Eccellenza, Fiumicino: lo strano caso di Claudio Carelli
C’è qualcosa di marcio in Danimarca. Anzi. C’è qualcosa di marcio a Fiumicino. Perché del destino prossimo di Claudio Carelli (nella foto), attuale tecnico aeroportuale, ancora poco si sa. C’è chi è pronto a giurare che il mister sia sul punto di essere esonerato. C’è, però, anche chi conferma il contrario, ovvero che l’allenatore non si tocca e, per la protezione che gli riserva una parte della società, rimarrà almeno fino alla fine della stagione. Di vero c’è solo il fatto che il Fiumicino, dopo un inizio di stagione straordinario, non vince più dal 24 Gennaio (1-0 al Tanas Casalotti), è reduce da una striscia negativissima di cinque sconfitte consecutive e comunque dall’inizio del 2010, in nove gare ha collezionato la bellezza di sette ko ed un solo pari, oltre alla già citata vittoria. Tutto questo ha portato gli aeroportuali ad un passo dal baratro: 32 punti, contro i 29 della sestultima Cecchina.

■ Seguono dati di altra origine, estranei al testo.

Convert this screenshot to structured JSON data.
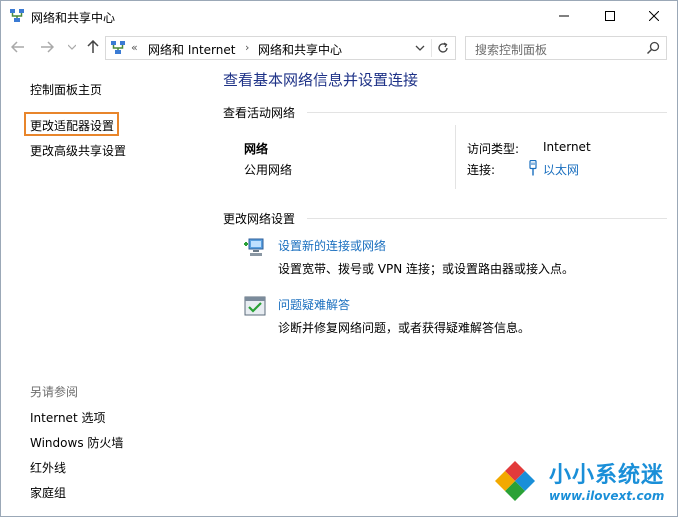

Tutti contro tutti – Voci molto ben accreditate, parlano di un contrasto piuttosto importante in seno alle alte sfere della dirigenza aeroportuale. Precisamente tra il diesse Passeretti ed il dg Cortellessa. Il primo a sostegno e difesa di Carelli, l’altro, invece, contro il tecnico, al quale non avrebbe mai perdonato, una sorta di repulisti di una parte della rosa (quella più legata a lui). Mentre proprio Cortellessa non intende prendere posizione sull’episodio, è lo stesso mister a parlare e senza peli sulla lingua: “Di questo presunto contrasto non so e non voglio sapere nulla. Mi interessa solo la salvezza della squadra in questo momento. E visto che il patron Calzetti mi ha rinnovato la fiducia fino alla fine della stagione, ho intenzione fin da subito di caricare lo spogliatoio per la conquista di un obiettivo imprescindibile”. Poi sulla squadra: “Ai miei ragazzi non ho da rimproverare nulla: sono molto attaccati alla maglia ed io apprezzo la loro lealtà. Ma voglio ringraziare sia Passeretti che Cortellessa per il modo con cui ci stanno vicino. C’è bisogno di unione di intenti per raggiungere la salvezza”.